GFS Chunk replication
Data is stored in GFS. Files in GFS are broken into chunks, and these chunks are replicated to different servers.
CAP AP CP
Operations By key By key range
Storage Plug-in SSTables in GFS
Memberships and failure detection Gossip based protocol Handshakes initiated by the master

# Summary

  • BigTable is Google's distributed storage system designed to manage large amounts of structured data with high availability, low latency, scalability, and fault-tolerance goals.
  • BigTable is a sparse, distributed, persistent, multidimensional sorted map.
  • The map is indexed by a unique key made up of a row key, a column key, and a timestamp (a 64-bit integer, "real time" in millisecond).
  • Each row key is an arbitrary string of up to 64 kilobytes in size, although most keys are significantly smaller.
  • Unlike a traditional relational database table, BigTable is a wide-column datastore with an unbounded number of columns.
  • Columns are grouped into column families. Each column family stores similar types of data under a 'family:qualifier' column key.
  • The row key and the column (family:qualifier) key uniquely identify a data cell. Within each cell, the data contents are further indexed by timestamps providing multiple versions of the data in time.
  • Every read or write of data under a single row is atomic. Atomicity across rows is not guaranteed.
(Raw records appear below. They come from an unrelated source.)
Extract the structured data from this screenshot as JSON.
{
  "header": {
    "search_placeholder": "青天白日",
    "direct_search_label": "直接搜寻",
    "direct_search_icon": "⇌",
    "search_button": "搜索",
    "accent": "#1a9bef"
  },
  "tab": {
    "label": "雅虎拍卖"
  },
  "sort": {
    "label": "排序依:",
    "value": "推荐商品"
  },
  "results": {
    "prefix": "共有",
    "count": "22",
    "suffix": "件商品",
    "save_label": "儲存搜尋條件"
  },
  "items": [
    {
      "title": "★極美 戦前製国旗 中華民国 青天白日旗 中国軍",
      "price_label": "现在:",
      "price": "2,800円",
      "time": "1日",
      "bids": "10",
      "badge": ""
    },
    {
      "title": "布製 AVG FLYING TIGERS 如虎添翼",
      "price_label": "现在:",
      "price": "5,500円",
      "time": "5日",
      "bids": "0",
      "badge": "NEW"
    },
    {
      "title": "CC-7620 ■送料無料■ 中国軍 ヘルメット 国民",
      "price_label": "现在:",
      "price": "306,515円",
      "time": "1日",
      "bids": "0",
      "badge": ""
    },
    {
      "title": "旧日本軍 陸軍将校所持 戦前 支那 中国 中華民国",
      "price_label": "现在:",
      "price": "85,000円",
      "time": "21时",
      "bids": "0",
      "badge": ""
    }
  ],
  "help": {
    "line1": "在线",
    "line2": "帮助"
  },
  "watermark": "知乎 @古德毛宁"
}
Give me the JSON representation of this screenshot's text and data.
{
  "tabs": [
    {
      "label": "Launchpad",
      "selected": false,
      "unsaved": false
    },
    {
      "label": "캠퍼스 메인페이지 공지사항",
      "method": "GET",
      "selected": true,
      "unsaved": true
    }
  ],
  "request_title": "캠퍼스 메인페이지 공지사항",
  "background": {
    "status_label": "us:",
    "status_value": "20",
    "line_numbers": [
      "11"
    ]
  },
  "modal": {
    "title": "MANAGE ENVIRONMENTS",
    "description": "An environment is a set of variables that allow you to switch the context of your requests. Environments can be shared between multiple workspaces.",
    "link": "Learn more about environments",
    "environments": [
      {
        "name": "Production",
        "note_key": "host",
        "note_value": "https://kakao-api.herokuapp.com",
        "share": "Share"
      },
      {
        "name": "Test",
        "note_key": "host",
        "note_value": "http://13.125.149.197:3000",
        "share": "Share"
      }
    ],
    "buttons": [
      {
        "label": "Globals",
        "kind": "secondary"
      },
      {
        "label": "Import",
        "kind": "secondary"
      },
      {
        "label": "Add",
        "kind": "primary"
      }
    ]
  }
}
  • BigTable provides APIs for metadata operations like creating and deleting tables and column families. BigTable clients can use data operation APIs for writing or deleting values, lookup values from individual rows, or iterate over a subset of the data in a table.
  • A table is split into smaller ranges of rows called Tablets. A Tablet holds a contiguous range of rows.
  • Tablets are the unit of distribution and load balancing.
  • BigTable architecture consists of one master server and multiple Tablet servers.
  • Master is responsible for assigning Tablets to Tablet servers, as well as monitoring and balancing Tablet servers' load.
  • Each Tablet server serves read and write requests of the data to the Tablets it is assigned.
  • BigTable clients communicate directly with the Tablet servers to read/write data.
  • Each Tablet server stores the data in immutable STable files which are stored in Google File System (GFS).
  • New committed updates are first stored in a memory-based MemTable.
  • BigTable performs all read operations against a combined view of SSTables and MemTable.
  • Periodically, the MemTable is flushed into an SSTable, allowing for efficient memory utilization.
  • To enhance read performance, BigTable makes use of caching and Bloom filters.
  • BigTable relies heavily on distributed locking service Chubby for master server selection and monitoring.